Releases: microsoft/antares
Releases · microsoft/antares
Antares v0.2.3
New updates:
- Detect Windows HLSL ending lines
\r\n
in c-hlsl_win64/c-hlsl_xbox backend; - Refine extra overhead in JIT plugin computation for pytorch;
- Add IPU/IPU2 evaluator for c-ipu backend;
- Enhance in evaluating c-sycl_cuda backend;
Thanks for contributions from mzmssg, Michoumichmich.
Antares v0.2.2
New updates:
- HLSL support native
erf
&pow
operators. - Extend new backend:
c-mcpu_android
for aarch64 CPU. - TF/Pytotch JIT Plugin: Support extending AVX512 & SYCL kernels.
- Collective library: MPI Support for TF-Intel; NCCL/RCCL Support for TF-CUDA/TF-ROCM.
Antares v0.2.1
New updates:
- Change of Auto-scheduling: Enhanced CPU(c-scpu/c-mcpu/c-mcpu_avx512) & IPU(renamed from c-gc to c-ipu) auto tuning search space.
- Change of JIT Tuning: Pytorch/Tensorflow JIT Plugin is changed into local tuning by setting
ANTARES_ROOT
. (Tuning over rest-server is canceled) - Change of Installation: Allow non-root users to install Antares components.
- Many other fixes.
Antares v0.2.0
New features:
- Supporting More Backends: e.g. SYCL for CPU, ROCm for Windows, OCL for Android, etc.
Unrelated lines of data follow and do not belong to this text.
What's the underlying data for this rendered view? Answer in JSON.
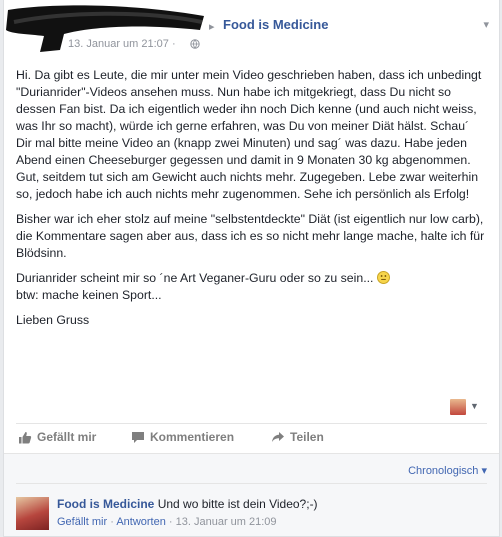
{
  "post": {
    "author_arrow": "▸",
    "page_name": "Food is Medicine",
    "timestamp": "13. Januar um 21:07 ·",
    "paragraphs": [
      "Hi. Da gibt es Leute, die mir unter mein Video geschrieben haben, dass ich unbedingt \"Durianrider\"-Videos ansehen muss. Nun habe ich mitgekriegt, dass Du nicht so dessen Fan bist. Da ich eigentlich weder ihn noch Dich kenne (und auch nicht weiss, was Ihr so macht), würde ich gerne erfahren, was Du von meiner Diät hälst. Schau´ Dir mal bitte meine Video an (knapp zwei Minuten) und sag´ was dazu. Habe jeden Abend einen Cheeseburger gegessen und damit in 9 Monaten 30 kg abgenommen. Gut, seitdem tut sich am Gewicht auch nichts mehr. Zugegeben. Lebe zwar weiterhin so, jedoch habe ich auch nichts mehr zugenommen. Sehe ich persönlich als Erfolg!",
      "Bisher war ich eher stolz auf meine \"selbstentdeckte\" Diät (ist eigentlich nur low carb), die Kommentare sagen aber aus, dass ich es so nicht mehr lange mache, halte ich für Blödsinn.",
      "Durianrider scheint mir so ´ne Art Veganer-Guru oder so zu sein...",
      "btw: mache keinen Sport...",
      "Lieben Gruss"
    ]
  },
  "actions": {
    "like": "Gefällt mir",
    "comment": "Kommentieren",
    "share": "Teilen"
  },
  "comments": {
    "sort_label": "Chronologisch ▾",
    "items": [
      {
        "name": "Food is Medicine",
        "text": "Und wo bitte ist dein Video?;-)",
        "like": "Gefällt mir",
        "reply": "Antworten",
        "separator": "·",
        "time": "13. Januar um 21:09"
      }
    ]
  },
  "icons": {
    "like": "thumbs-up-icon",
    "comment": "speech-bubble-icon",
    "share": "share-arrow-icon",
    "privacy": "globe-icon",
    "emoji": "smiley-icon"
  },
  "colors": {
    "link": "#365899",
    "muted": "#90949c",
    "background": "#e9ebee"
  }
}
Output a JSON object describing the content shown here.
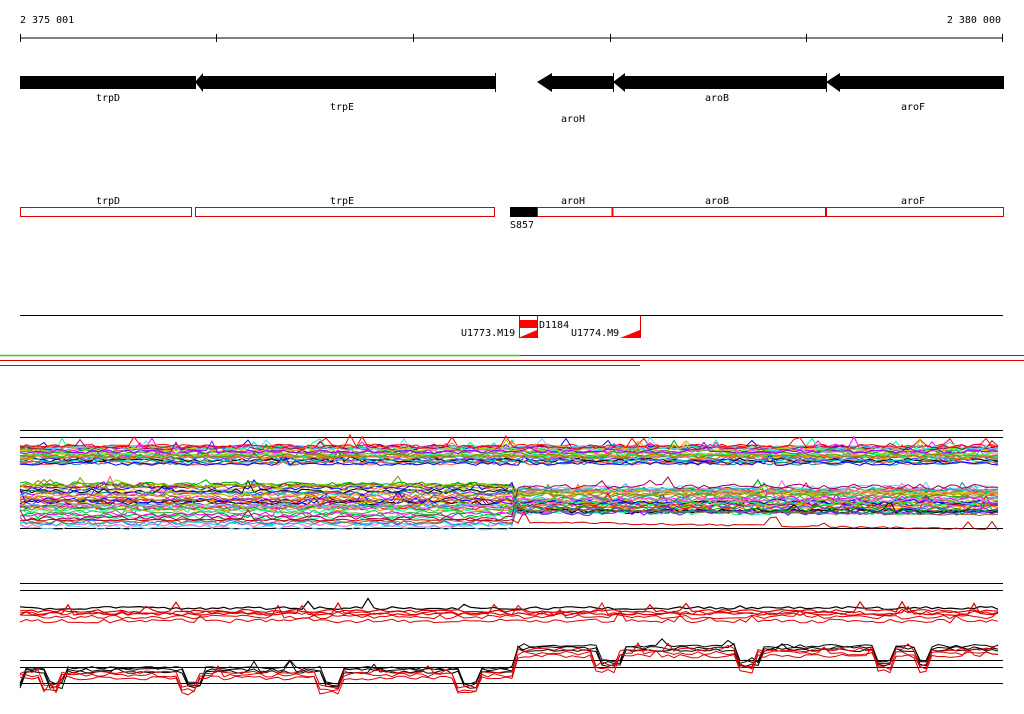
{
  "ruler": {
    "start_label": "2 375 001",
    "end_label": "2 380 000",
    "start": 2375001,
    "end": 2380000
  },
  "colors": {
    "gene_fill": "#000000",
    "cds_box": "#dd0000",
    "feature_red": "#ff0000",
    "green_line": "#33cc33",
    "red_line": "#dd0000",
    "black": "#000000",
    "white": "#ffffff"
  },
  "genes": [
    {
      "name": "trpD",
      "start": 2375001,
      "end": 2375894,
      "strand": "-"
    },
    {
      "name": "trpE",
      "start": 2375894,
      "end": 2377424,
      "strand": "-"
    },
    {
      "name": "aroH",
      "start": 2377624,
      "end": 2377994,
      "strand": "-"
    },
    {
      "name": "aroB",
      "start": 2377994,
      "end": 2379084,
      "strand": "-"
    },
    {
      "name": "aroF",
      "start": 2379084,
      "end": 2380000,
      "strand": "-"
    }
  ],
  "cds_boxes": [
    {
      "name": "trpD",
      "start": 2375001,
      "end": 2375874
    },
    {
      "name": "trpE",
      "start": 2375884,
      "end": 2377424
    },
    {
      "name": "aroH",
      "start": 2377624,
      "end": 2377994
    },
    {
      "name": "aroB",
      "start": 2377994,
      "end": 2379084
    },
    {
      "name": "aroF",
      "start": 2379084,
      "end": 2380000
    }
  ],
  "solid_feature": {
    "name": "S857",
    "start": 2377474,
    "end": 2377604
  },
  "primers": [
    {
      "name": "U1773.M19"
    },
    {
      "name": "D1184"
    },
    {
      "name": "U1774.M9"
    }
  ]
}
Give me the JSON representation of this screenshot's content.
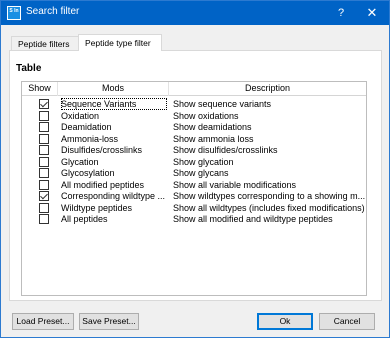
{
  "window": {
    "title": "Search filter",
    "app_icon_text": "S ln",
    "help_label": "?",
    "close_label": "✕"
  },
  "tabs": [
    {
      "label": "Peptide filters",
      "active": false
    },
    {
      "label": "Peptide type filter",
      "active": true
    }
  ],
  "table": {
    "title": "Table",
    "columns": [
      "Show",
      "Mods",
      "Description"
    ],
    "rows": [
      {
        "show": true,
        "mods": "Sequence Variants",
        "description": "Show sequence variants"
      },
      {
        "show": false,
        "mods": "Oxidation",
        "description": "Show oxidations"
      },
      {
        "show": false,
        "mods": "Deamidation",
        "description": "Show deamidations"
      },
      {
        "show": false,
        "mods": "Ammonia-loss",
        "description": "Show ammonia loss"
      },
      {
        "show": false,
        "mods": "Disulfides/crosslinks",
        "description": "Show disulfides/crosslinks"
      },
      {
        "show": false,
        "mods": "Glycation",
        "description": "Show glycation"
      },
      {
        "show": false,
        "mods": "Glycosylation",
        "description": "Show glycans"
      },
      {
        "show": false,
        "mods": "All modified peptides",
        "description": "Show all variable modifications"
      },
      {
        "show": true,
        "mods": "Corresponding wildtype ...",
        "description": "Show wildtypes corresponding to a showing m..."
      },
      {
        "show": false,
        "mods": "Wildtype peptides",
        "description": "Show all wildtypes (includes fixed modifications)"
      },
      {
        "show": false,
        "mods": "All peptides",
        "description": "Show all modified and wildtype peptides"
      }
    ]
  },
  "buttons": {
    "load_preset": "Load Preset...",
    "save_preset": "Save Preset...",
    "ok": "Ok",
    "cancel": "Cancel"
  },
  "colors": {
    "titlebar": "#0063c6",
    "accent": "#0078d7"
  }
}
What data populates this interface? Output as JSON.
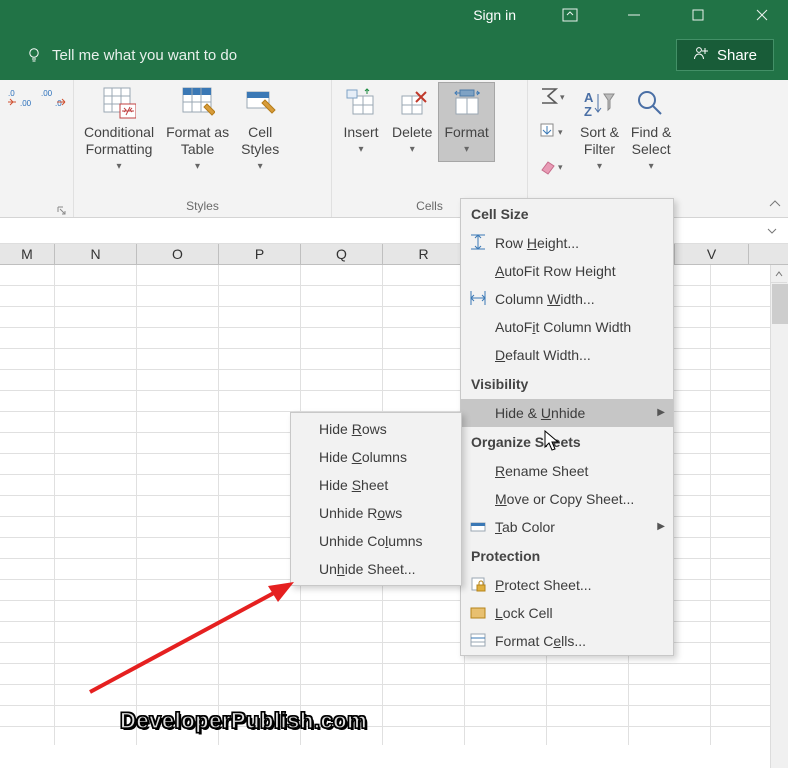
{
  "titlebar": {
    "sign_in": "Sign in"
  },
  "tellme": {
    "placeholder": "Tell me what you want to do",
    "share": "Share"
  },
  "ribbon": {
    "number": {
      "group": ""
    },
    "styles": {
      "group": "Styles",
      "cond_fmt": "Conditional\nFormatting",
      "fmt_table": "Format as\nTable",
      "cell_styles": "Cell\nStyles"
    },
    "cells": {
      "group": "Cells",
      "insert": "Insert",
      "delete": "Delete",
      "format": "Format"
    },
    "editing": {
      "sort": "Sort &\nFilter",
      "find": "Find &\nSelect"
    }
  },
  "columns": [
    "M",
    "N",
    "O",
    "P",
    "Q",
    "R",
    "",
    "",
    "V"
  ],
  "menu": {
    "cell_size": "Cell Size",
    "row_height": "Row Height...",
    "autofit_row": "AutoFit Row Height",
    "col_width": "Column Width...",
    "autofit_col": "AutoFit Column Width",
    "default_width": "Default Width...",
    "visibility": "Visibility",
    "hide_unhide": "Hide & Unhide",
    "organize": "Organize Sheets",
    "rename": "Rename Sheet",
    "move_copy": "Move or Copy Sheet...",
    "tab_color": "Tab Color",
    "protection": "Protection",
    "protect_sheet": "Protect Sheet...",
    "lock_cell": "Lock Cell",
    "format_cells": "Format Cells..."
  },
  "submenu": {
    "hide_rows": "Hide Rows",
    "hide_cols": "Hide Columns",
    "hide_sheet": "Hide Sheet",
    "unhide_rows": "Unhide Rows",
    "unhide_cols": "Unhide Columns",
    "unhide_sheet": "Unhide Sheet..."
  },
  "watermark": "DeveloperPublish.com"
}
- Enhanced Tuning Mechanism OpEvo-2: Faster and Effective Tuner than Legacy Ansor.
- AB Backend interface for all hardware (e.g. ab::init, ab::launchKernel, ..)
- Enhanced Antares HLSL library using DXC-6.0, tuning efficiency is much improved.
- Initial support for inter-op tuning (only for small graph in this version, large graph tuning will be supported in the following releases).
Antares v0.1.0
This version is frozen to keep legacy usage of Antares (intra-op optimizations, v0.1 api for directx12).